The above case — the one for tanking — also operates under the assumption that the Nets, if they tank, will pull off not just one, but two upsets en route to getting smoked in the Conference Finals. The road is far from guaranteed. If the Nets tank in an attempt to jockey for position, only to lose in the first round to the Indiana Pacers — or worse, the Knicks — the season will have been a massive failure to launch.

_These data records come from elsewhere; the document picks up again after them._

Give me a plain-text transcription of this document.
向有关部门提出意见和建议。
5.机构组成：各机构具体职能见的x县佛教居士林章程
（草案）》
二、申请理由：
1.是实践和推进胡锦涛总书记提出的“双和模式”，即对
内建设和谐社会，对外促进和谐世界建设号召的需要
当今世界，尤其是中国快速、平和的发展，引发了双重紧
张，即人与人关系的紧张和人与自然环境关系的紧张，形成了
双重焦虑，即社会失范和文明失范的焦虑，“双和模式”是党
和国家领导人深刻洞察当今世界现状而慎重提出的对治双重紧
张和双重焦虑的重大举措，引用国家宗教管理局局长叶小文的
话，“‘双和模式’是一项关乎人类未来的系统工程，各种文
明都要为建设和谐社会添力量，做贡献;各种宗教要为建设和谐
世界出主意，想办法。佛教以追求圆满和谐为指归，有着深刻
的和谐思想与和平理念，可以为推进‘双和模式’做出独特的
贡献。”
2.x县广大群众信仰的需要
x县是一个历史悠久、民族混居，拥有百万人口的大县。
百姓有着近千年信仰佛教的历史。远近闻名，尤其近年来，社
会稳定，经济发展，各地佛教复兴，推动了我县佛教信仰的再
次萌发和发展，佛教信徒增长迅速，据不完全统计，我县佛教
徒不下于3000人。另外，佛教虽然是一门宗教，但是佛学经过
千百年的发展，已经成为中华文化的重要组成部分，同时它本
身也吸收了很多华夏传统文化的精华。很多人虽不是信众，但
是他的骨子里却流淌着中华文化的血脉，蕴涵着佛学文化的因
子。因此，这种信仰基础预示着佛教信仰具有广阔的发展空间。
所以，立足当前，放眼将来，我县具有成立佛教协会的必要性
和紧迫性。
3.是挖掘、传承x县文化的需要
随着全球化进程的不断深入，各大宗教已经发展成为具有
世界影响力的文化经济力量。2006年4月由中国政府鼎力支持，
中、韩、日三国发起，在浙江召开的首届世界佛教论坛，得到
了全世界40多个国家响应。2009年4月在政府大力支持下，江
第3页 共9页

Finally: if you consider that the Nets’ potential is “getting as far as Miami” — which I think is reasonable, at this point — does it matter much if they run into them in the second or third round?

Final verdict:

Don’t tank. Putting aside the reasons above, heading into the playoffs with a series of losses under your belt isn’t exactly the finest way to begin Brooklyn’s great foray into postseason basketball. The final years in New Jersey were marred by tanking, even if the Nets didn’t have a guaranteed draft pick. (For those of you blissfully unaware: the last play in New Jersey Nets history was then-backup guard Sundiata Gaines goaltending a three-point attempt to put the opponent, a Toronto Raptors team also in full-on tank mode, up 98-67.)

So yes, even if it means the only shot at getting past the second round involves a miracle or a barrage of injuries, hold onto that home-court advantage. Maintain a semblance of dignity. Keep trying to win.